Review members, year after year, found the dearth of minorities and women among their ranks a source of embarrassment because they viewed their selection procedures as objective and meritocratic. Under the leadership of Stuart Singer, outgoing Review president, the Review has tried to change its image in and around the Law School as an elitist group of white males.
Because Review membership is often a key to academic and professional positions, opening it to greater numbers of minorities and women can also help alleviate the embarrassing paucity of women and minorities on law school faculties, or at least, make administrators less able to excuse it by citing a short supply of qualified applicants.
The Review was wise to scrap the plan it originally adopted three weeks ago and replace it with an affirmative action policy that avoids rigid quotas or targets but still aims to increase minority and women representation. The original mechanical procedure would have been an ineffective means to achieve more diversity. Underlying any affirmative action policy is a belief that a person who has been underprivileged--economically, socially or educationally--in the past will achieve a level of academic performance beneath his or her potential. But if past deprivation is the explanation for the fact that over the past two years only one minority had the grades to qualify for the Review, then simply picking the highest-ranking minority to join the Review would help the most privileged minorities. Some of the minorities attending the Law School come from affluent families and benefit, in fact, from very privileged educations.
After two weeks of impassioned debate and a four-hour-long meeting last Wednesday, the Review saw fit to adopt a better affirmative action policy based on two principles: first, that more diversity is desirable; and second, that membership selection should continue to be made on the basis of merit rather than on race or gender.
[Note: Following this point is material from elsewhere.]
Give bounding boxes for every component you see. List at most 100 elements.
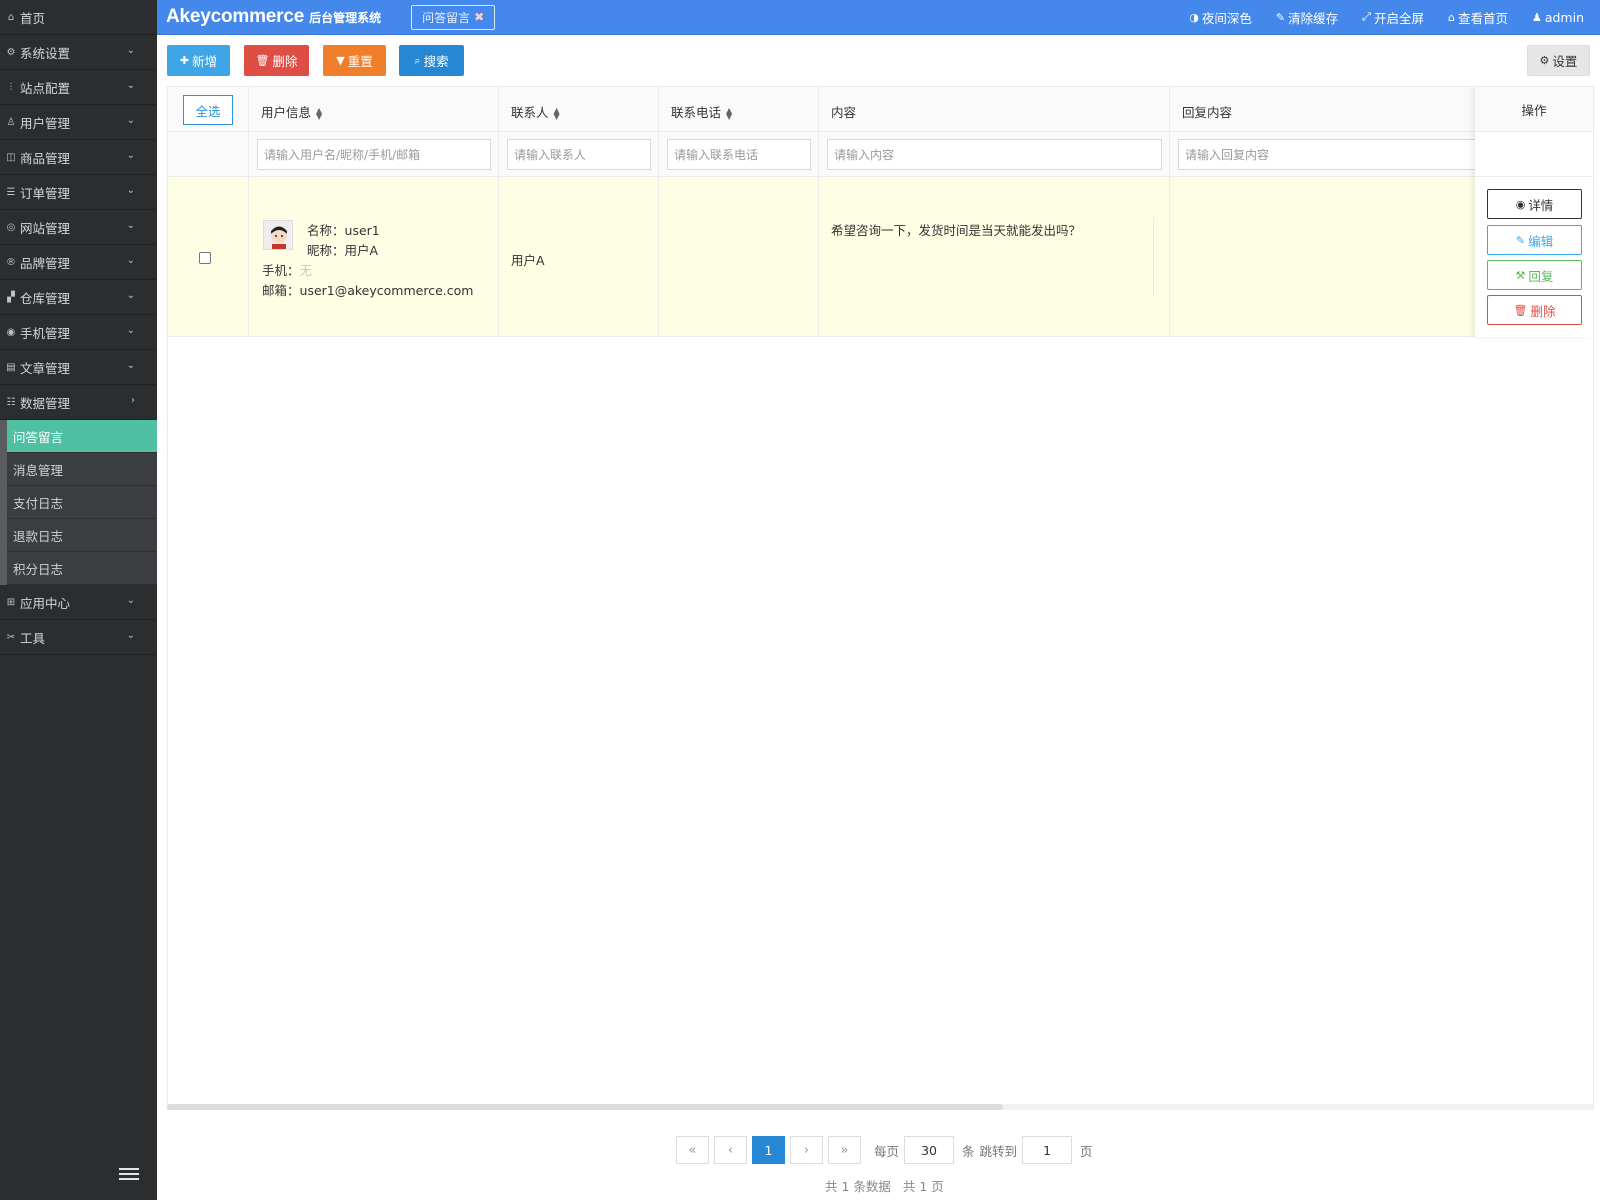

The new plan incorporates both principles and avoids leaving the Review open to charges of reverse discrimination. It also broadens the definitions of merit to facilitate selecting a more diverse membership and vitiates the claim that minorities selected because of the affirmative action policy would be stigmatized.
The Law Review's new affirmative action policy is reasonable enough to show that affirmative action can work without compromising the principle of meritocracy and effective enough to insure more minorities and women greater access to Review membership.